По тропинке спускаемся к реке и ныряем в прирусловую тайгу. Между густо растущих лиственниц, ив и тополей россыпь оленьих следов. Олени взлохматили прошлогоднюю осоку, раскопали норы полевок, пробили в зарослях узкие тоннели. Птицы и звери чувствуют себя здесь вольготно. Несколько раз вспугивали рябчиков, прямо на нас вылетел небольшой дятел, по валежине юркнул коричневый горностай.

Сергей шагает впереди, придерживая ветки руками, чтобы они не хлестали меня по лицу. Вот Сергей остановился, приложил палец к губам и кивнул в сторону открывшейся за деревьями речки:

— Тише! Там глина. Ну, понимаешь, берег глинистый. Может, кто-то есть.

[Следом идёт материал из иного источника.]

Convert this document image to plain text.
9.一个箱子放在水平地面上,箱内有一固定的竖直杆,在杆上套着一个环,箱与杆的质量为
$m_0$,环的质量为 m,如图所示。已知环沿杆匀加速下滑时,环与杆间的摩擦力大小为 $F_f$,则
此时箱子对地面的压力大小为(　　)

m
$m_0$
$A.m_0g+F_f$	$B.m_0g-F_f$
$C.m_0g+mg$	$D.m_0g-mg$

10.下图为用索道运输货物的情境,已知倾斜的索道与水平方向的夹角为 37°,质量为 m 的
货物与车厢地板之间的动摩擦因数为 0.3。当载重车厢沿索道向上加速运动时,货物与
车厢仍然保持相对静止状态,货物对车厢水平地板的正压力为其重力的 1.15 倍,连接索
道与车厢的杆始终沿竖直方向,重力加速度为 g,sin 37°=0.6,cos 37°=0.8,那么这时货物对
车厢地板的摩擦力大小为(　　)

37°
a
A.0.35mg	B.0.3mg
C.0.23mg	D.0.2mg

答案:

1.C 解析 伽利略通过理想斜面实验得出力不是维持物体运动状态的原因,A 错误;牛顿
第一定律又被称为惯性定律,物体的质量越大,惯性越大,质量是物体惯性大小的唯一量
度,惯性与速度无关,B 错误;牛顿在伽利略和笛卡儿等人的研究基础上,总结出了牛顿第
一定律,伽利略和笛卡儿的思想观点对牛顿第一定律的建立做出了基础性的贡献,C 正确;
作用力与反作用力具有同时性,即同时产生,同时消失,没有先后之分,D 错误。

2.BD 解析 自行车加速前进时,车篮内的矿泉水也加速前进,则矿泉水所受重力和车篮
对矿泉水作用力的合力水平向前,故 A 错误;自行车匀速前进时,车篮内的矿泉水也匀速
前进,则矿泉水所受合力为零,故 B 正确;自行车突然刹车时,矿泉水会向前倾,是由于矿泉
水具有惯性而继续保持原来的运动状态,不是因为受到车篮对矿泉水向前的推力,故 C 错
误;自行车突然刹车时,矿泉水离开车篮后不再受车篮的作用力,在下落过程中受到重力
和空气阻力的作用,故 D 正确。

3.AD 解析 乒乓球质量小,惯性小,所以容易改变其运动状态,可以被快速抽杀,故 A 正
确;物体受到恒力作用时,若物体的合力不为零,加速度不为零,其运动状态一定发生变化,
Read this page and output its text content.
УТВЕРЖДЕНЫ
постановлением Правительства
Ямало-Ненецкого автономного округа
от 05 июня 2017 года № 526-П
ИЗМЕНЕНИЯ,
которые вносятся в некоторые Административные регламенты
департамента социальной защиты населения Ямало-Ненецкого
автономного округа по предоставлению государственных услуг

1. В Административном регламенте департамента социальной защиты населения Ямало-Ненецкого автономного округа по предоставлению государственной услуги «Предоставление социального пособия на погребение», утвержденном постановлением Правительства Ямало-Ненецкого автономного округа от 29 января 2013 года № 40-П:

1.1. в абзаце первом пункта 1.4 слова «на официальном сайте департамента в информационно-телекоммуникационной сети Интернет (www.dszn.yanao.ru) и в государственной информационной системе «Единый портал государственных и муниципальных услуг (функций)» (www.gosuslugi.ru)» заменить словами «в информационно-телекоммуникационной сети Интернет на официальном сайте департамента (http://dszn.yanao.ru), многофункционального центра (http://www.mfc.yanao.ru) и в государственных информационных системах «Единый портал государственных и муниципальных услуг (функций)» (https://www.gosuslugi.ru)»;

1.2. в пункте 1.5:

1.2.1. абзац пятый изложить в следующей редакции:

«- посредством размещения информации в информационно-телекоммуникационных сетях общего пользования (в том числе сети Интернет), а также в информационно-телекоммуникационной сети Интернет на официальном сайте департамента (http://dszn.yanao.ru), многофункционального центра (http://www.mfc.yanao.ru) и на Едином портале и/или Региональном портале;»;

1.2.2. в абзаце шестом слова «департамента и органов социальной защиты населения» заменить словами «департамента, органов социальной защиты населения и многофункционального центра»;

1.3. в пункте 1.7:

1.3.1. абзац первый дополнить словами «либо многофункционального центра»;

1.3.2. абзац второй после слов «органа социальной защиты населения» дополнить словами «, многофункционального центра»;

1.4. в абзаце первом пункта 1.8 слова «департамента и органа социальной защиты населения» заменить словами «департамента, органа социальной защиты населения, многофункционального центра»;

Осторожно крадемся к речке, вдруг впереди затрещали кусты, часто заплескала вода, послышался шум осыпающихся камней.

— Вспугнули! — выдохнул Сергей. — Все время не везет. То ли здесь сквозняк, то ли что другое — не пойму. Иду на цыпочках, даже дышать стараюсь тише, а все равно чуют.

Правый берег горной речушки щетинится узлами подмытых корней, зато левый чистый и гладкий. По всему его скату струится множество ручейков. Везде следы оленей. Большие и маленькие, совсем свежие и уже замытые водой.

— Сейчас у оленей рога растут, вот они и приходят лизать глину. Не представляю, откуда этой глине взяться? Камень, песок и вдруг чистая глина. Наверное, с лощины, — Сергей показывает вверх. Поднимаю голову. Прямо, напротив нас, узкий распадок. Крутые его склоны поросли стлаником. А поперек распадка висит длиннейшее полотнище. Я не вижу, где ему начало и где конец, на чем держится, но по тому, как его раскачивает ветер, догадываюсь, что оно очень длинное и тяжелое.